Standards are always important in order to foster acceptance of a technology and free customers of potential vendor lock-in. With agent technologies, the FIPA standards primarily address agent-to-agent communication and ensure that different agent platforms can communicate. In 2013, the world simply doesn’t have that problem as only a few agent applications are deployed and no worldwide network of deployed agent platforms exists in the spirit of AgentCities. So, these standards are mostly irrelevant for practice. Furthermore, web services technology has successfully achieved interoperability in distributed systems.

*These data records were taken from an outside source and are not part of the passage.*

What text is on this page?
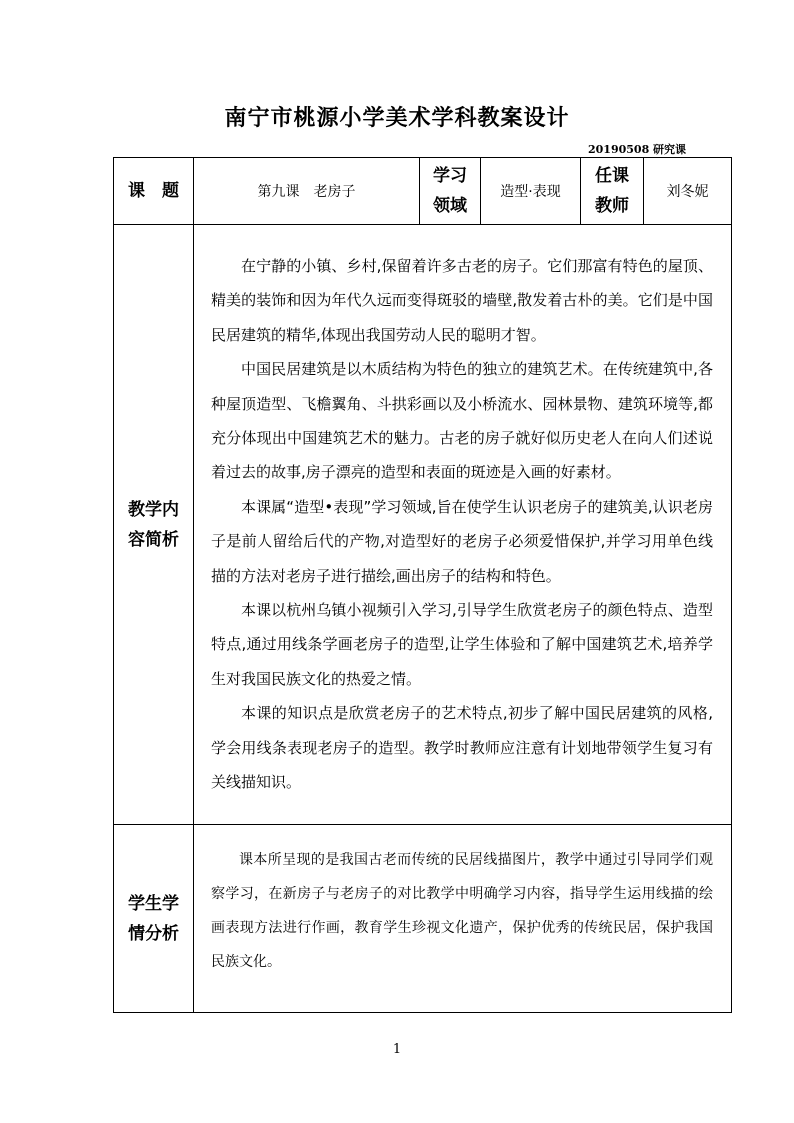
南宁市桃源小学美术学科教案设计
20190508 研究课
课　题	第九课　老房子	学习领域	造型·表现	任课教师	刘冬妮

教学内容简析	在宁静的小镇、乡村,保留着许多古老的房子。它们那富有特色的屋顶、精美的装饰和因为年代久远而变得斑驳的墙壁,散发着古朴的美。它们是中国民居建筑的精华,体现出我国劳动人民的聪明才智。

中国民居建筑是以木质结构为特色的独立的建筑艺术。在传统建筑中,各种屋顶造型、飞檐翼角、斗拱彩画以及小桥流水、园林景物、建筑环境等,都充分体现出中国建筑艺术的魅力。古老的房子就好似历史老人在向人们述说着过去的故事,房子漂亮的造型和表面的斑迹是入画的好素材。

本课属“造型•表现”学习领域,旨在使学生认识老房子的建筑美,认识老房子是前人留给后代的产物,对造型好的老房子必须爱惜保护,并学习用单色线描的方法对老房子进行描绘,画出房子的结构和特色。

本课以杭州乌镇小视频引入学习,引导学生欣赏老房子的颜色特点、造型特点,通过用线条学画老房子的造型,让学生体验和了解中国建筑艺术,培养学生对我国民族文化的热爱之情。

本课的知识点是欣赏老房子的艺术特点,初步了解中国民居建筑的风格,学会用线条表现老房子的造型。教学时教师应注意有计划地带领学生复习有关线描知识。				

学生学情分析	课本所呈现的是我国古老而传统的民居线描图片，教学中通过引导同学们观察学习，在新房子与老房子的对比教学中明确学习内容，指导学生运用线描的绘画表现方法进行作画，教育学生珍视文化遗产，保护优秀的传统民居，保护我国民族文化。				

1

In this respect, allowing agent platforms to seamlessly externalize functionalities as web services and use existing web services to integrate with other systems is of great practical importance. This includes standard Web Service Definition Language (WSDL) as well as a growing number of RESTful web services, as big players such as Google and Yahoo offer more APIs via REST. In my view, a new initiative for pure agent standards will not contribute much to the technology’s adoption as they address an unimportant problem. Instead, we primarily need standards that propose integration with established technologies.
Question 4: What’s still missing in the area of agent platforms, languages, and tools?
We have a lot of stuff. I think we need to apply and evaluate them. Of course, in the industry world we need to focus on a (limited) set of reference models and related CASE tools (including a reference methodology). I think this is key for wider acceptance of agent technology.
I think several things are missing — starting with agent programming languages that tightly integrate with mainstream object-oriented languages. We should also have industry-grade distributed infrastructures in the grid and cloud areas, which employ agent technologies. Especially in the area of platform-as-a-service (PaaS), new programming approaches are needed to develop distributed applications. Here, multi-agent approaches could help fill this gap. Related to this aspect is that we still lack comprehensive debugging and testing approaches and tools for distributed systems.
We need to link to more traditional CS research and methods and to avoid unnecessarily reinventing things under the agent umbrella — as AOSE or AOP sometimes try to do.
Agent platforms should be redesigned with the additional constraint not to pollute the standard IT infrastructure: be shiny for their advanced features but very boring in terms of mechanisms. They should exhibit no persistence except with relational database management systems or NoSQL databases, and perform no message passing except with Java Message Service, SOAP, or RESTful web services. For languages and tools, the current wave of research trying to bring together actor and agent programming languages should become stronger, with the goal of producing one or more complete development environments that are really suited for mass adoption. My personal wish would be to have an actor/agent language with a modern type system that differentiates among agent, artifacts/services, and knowledge/data.